Kermit Gosnell, the Philadelphia abortionist whom even the secular media called a serial killer, operated for years under lax oversight before his crimes were exposed. The lesson of both cases is the same: when accountability disappears, women and children pay the price.
So who is this bill really protecting? Not the women and young minor girls who will be exploited by traffickers, abusers, and unscrupulous providers who will use these protections to evade accountability both inside New Jersey and across state lines.
The bill raises serious questions about federalism, interstate cooperation, free speech, accountability, and the proper role of government. It deserves far more scrutiny than it has received.
The Legislature was forced to amend this bill repeatedly and ultimately remove one of its most controversial provisions after sustained public criticism. That does not happen when concerns lack merit. It happens when serious flaws are exposed.
At this point, the real question is why this legislation was introduced in the first place. New Jersey already has laws against violence, threats, trespass, harassment, and obstruction. Supporters have failed to demonstrate a need for these sweeping new protections and penalties.
New Jersey deserves laws that protect constitutional freedoms, respect accountability, and serve the public interest, not legislation designed to appease favored political constituencies and shield them from scrutiny, accountability, and make taxpayers bear the cost of enforcing new protections and penalties for a problem supporters have failed to document.
The Assembly should reject A2218/S2260 outright.

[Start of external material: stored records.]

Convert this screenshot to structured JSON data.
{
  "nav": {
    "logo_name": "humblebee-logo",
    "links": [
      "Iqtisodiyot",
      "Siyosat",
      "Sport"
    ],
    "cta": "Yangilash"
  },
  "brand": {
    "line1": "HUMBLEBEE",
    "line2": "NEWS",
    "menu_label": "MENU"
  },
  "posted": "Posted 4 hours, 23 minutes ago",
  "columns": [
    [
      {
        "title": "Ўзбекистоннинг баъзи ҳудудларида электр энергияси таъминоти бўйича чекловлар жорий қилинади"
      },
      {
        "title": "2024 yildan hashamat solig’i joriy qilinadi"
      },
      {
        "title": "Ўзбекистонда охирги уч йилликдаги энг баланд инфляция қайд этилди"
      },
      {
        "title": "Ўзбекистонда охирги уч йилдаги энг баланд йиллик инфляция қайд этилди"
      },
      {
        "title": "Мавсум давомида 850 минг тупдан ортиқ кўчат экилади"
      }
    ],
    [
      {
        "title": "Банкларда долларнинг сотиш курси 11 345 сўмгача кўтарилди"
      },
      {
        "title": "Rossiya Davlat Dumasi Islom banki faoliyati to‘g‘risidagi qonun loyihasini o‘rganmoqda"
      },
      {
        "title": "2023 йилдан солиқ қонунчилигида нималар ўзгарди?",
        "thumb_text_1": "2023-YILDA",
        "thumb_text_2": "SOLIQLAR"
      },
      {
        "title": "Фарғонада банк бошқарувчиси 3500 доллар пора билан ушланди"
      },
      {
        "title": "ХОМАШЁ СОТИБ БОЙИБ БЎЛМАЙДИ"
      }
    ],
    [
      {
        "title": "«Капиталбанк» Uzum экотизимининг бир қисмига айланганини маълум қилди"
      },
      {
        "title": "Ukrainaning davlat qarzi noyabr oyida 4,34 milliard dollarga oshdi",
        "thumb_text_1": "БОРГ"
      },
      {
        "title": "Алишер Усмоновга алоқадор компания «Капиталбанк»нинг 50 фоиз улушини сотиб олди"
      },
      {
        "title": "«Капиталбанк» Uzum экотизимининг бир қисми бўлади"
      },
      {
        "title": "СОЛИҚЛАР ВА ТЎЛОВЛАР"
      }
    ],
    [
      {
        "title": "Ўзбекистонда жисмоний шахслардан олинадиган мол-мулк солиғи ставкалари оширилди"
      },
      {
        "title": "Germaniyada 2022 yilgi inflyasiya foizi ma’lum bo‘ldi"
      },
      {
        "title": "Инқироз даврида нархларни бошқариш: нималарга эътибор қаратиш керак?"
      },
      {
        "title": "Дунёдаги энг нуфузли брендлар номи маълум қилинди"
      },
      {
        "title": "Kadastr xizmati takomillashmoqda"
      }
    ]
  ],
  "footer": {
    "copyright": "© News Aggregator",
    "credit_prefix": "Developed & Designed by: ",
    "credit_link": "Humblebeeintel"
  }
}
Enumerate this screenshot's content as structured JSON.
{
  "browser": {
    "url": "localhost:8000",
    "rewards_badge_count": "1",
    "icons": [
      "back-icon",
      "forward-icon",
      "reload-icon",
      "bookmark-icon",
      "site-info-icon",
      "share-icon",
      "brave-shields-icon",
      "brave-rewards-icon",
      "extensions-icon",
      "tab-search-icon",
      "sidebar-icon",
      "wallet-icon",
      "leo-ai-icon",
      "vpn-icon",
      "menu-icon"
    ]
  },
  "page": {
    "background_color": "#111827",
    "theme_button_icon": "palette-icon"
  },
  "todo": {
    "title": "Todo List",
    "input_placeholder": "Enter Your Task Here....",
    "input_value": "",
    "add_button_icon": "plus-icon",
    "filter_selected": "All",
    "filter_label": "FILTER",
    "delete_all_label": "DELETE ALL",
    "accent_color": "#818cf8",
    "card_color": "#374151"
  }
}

This law protects no one who needs protection. It is built on definitions so deliberately broad that most New Jerseyans would be stunned to learn what they cover, and it uses those definitions to wall off an entire industry from professional discipline, legal scrutiny, and interstate accountability. When something goes wrong, and history tells us it will, there will be no cooperation, no consequences, and no one left to answer for it.
And that, for the women and children this bill leaves unprotected, is far more than a shame.